Howard, who is a member of the Gilroy Chamber of Commerce Board of Directors, stated that group’s support for the Wal-Mart project. The issue also drew a last-minute comment from former Councilwoman and mayoral candidate Lupe Arellano.
Arellano had concerns over Sixth Street which already is impacted by traffic accessing the retail complexes on the east side. She told the Council the city’s plans to divert traffic from the residential section of the street need serious scrutiny.
At least one Council member, Paul Correa, even received a phone call from state Sen. Richard Alarcon. The senator is trying to pass legislation requiring Wal-Mart to pay for independent economic impact studies when proposing Supercenters. Correa said the senator was hoping the Council would delay its vote until more economic study was done.
Horror stories about Wal-Mart’s alleged business tactics, treatment of employees and ability to crush the competition were part of the testimony opposing the retail giant’s project. The overriding theme: Wal-Mart can out price the competition because it keeps costs low with nonunion and out-of-country employees.
“Wal-Mart is clearly a corporate criminal,” said Ron Lind, UFCW’s treasurer/secretary.

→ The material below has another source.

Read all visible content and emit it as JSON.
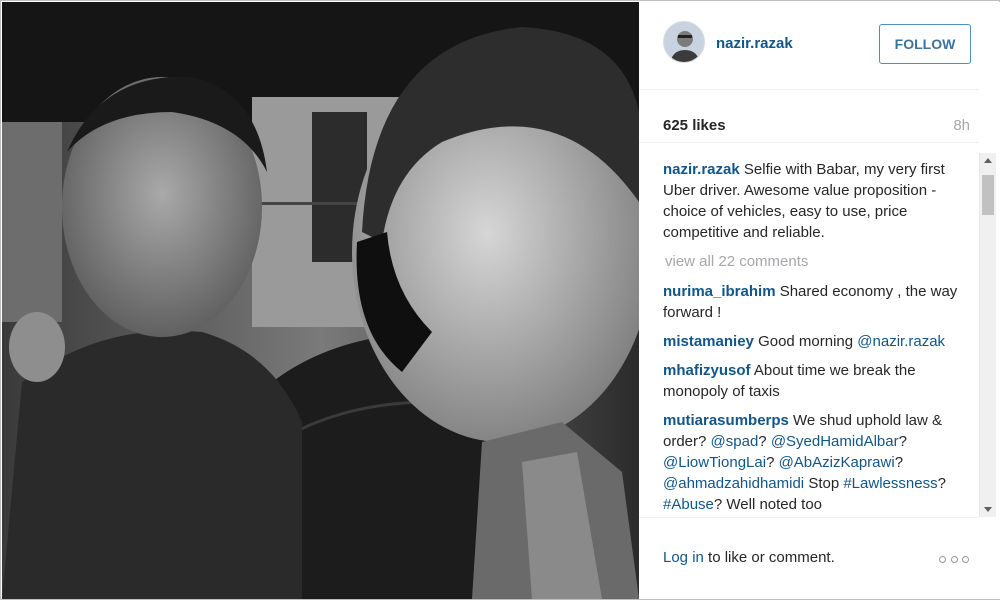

“The first thing we’re going to lose is Rite-Aid and then PW market,” resident Sam Miceli said. “We’re going to lose that whole shopping area. I don’t think it’s a good idea for Gilroy.”
Anti-Wal-Mart speakers were consistently applauded by the City Hall audience despite the mayor’s gavel-banging attempts to keep decorum.
But Wal-Mart advocates turned out in force, too, to at least some degree rebutting each of the anti-Wal-Mart claims.
“The union is not a bad thing. We simply don’t need it at Wal-Mart. We’re treated fairly,” said Andrew Ulett, a Gilroy Wal-Mart employee.
Breaking from his customary listen-first talk-later approach to Council discussions, Pinheiro spoke before his fellow dais members and asked them to consider delaying their approval of the Supercenter until further information was provided on 10 key issues.
When Wal-Mart lawyer Judy Davidoff told Pinheiro the company was ready to answer and resolve all questions that night, the mayor firmly responded, “Council will make that decision.”
Nearly conceding the project would get approved, Pinheiro said, “Once it’s here, it’s here to stay. We need to take our time.”
The issues to be further addressed involve steps Wal-Mart may be asked to take in order to garner Council approval. The issues also involve using city resources to offset the impacts of a Wal-Mart Supercenter.
The issues, which are in addition to the staff analysis of the economic impact reports, follow:
– Enforcing ordinances against overnight and RV parking on site.
“I think you guys are blind if you don’t think there is a problem out there (at the existing site). That parking lot is an embarrassment to the community,” Councilman Roland Velasco said.
– Addressing what company or companies will occupy the existing Wal-Mart building on Arroyo Circle once the Supercenter is built.
– Demonstrating the difference between Wal-Mart’s “green store” buildings versus the building that is being proposed.
“It’s one thing to say we have an (energy) efficient building. It’s another thing to go the next step,” Pinheiro said.
– Extending the awning of the Supercenter to create more shade.
– Holding ecological classes for children on site.
– Holding seminars on how to compete with Wal-Mart for small businesses that may be impacted by a Supercenter.
– Implementing an aggressive local hiring campaign.
– Using the Calpine Energy company’s model for charitable giving.
“This is an architecture and site review, not a charity extortion meeting,” Dillon said. “It’s not charity if we extort it from them.”
Council will hear the issue next on March 15 at its regular meeting. However, the public hearing on the matter formally closed Tuesday night.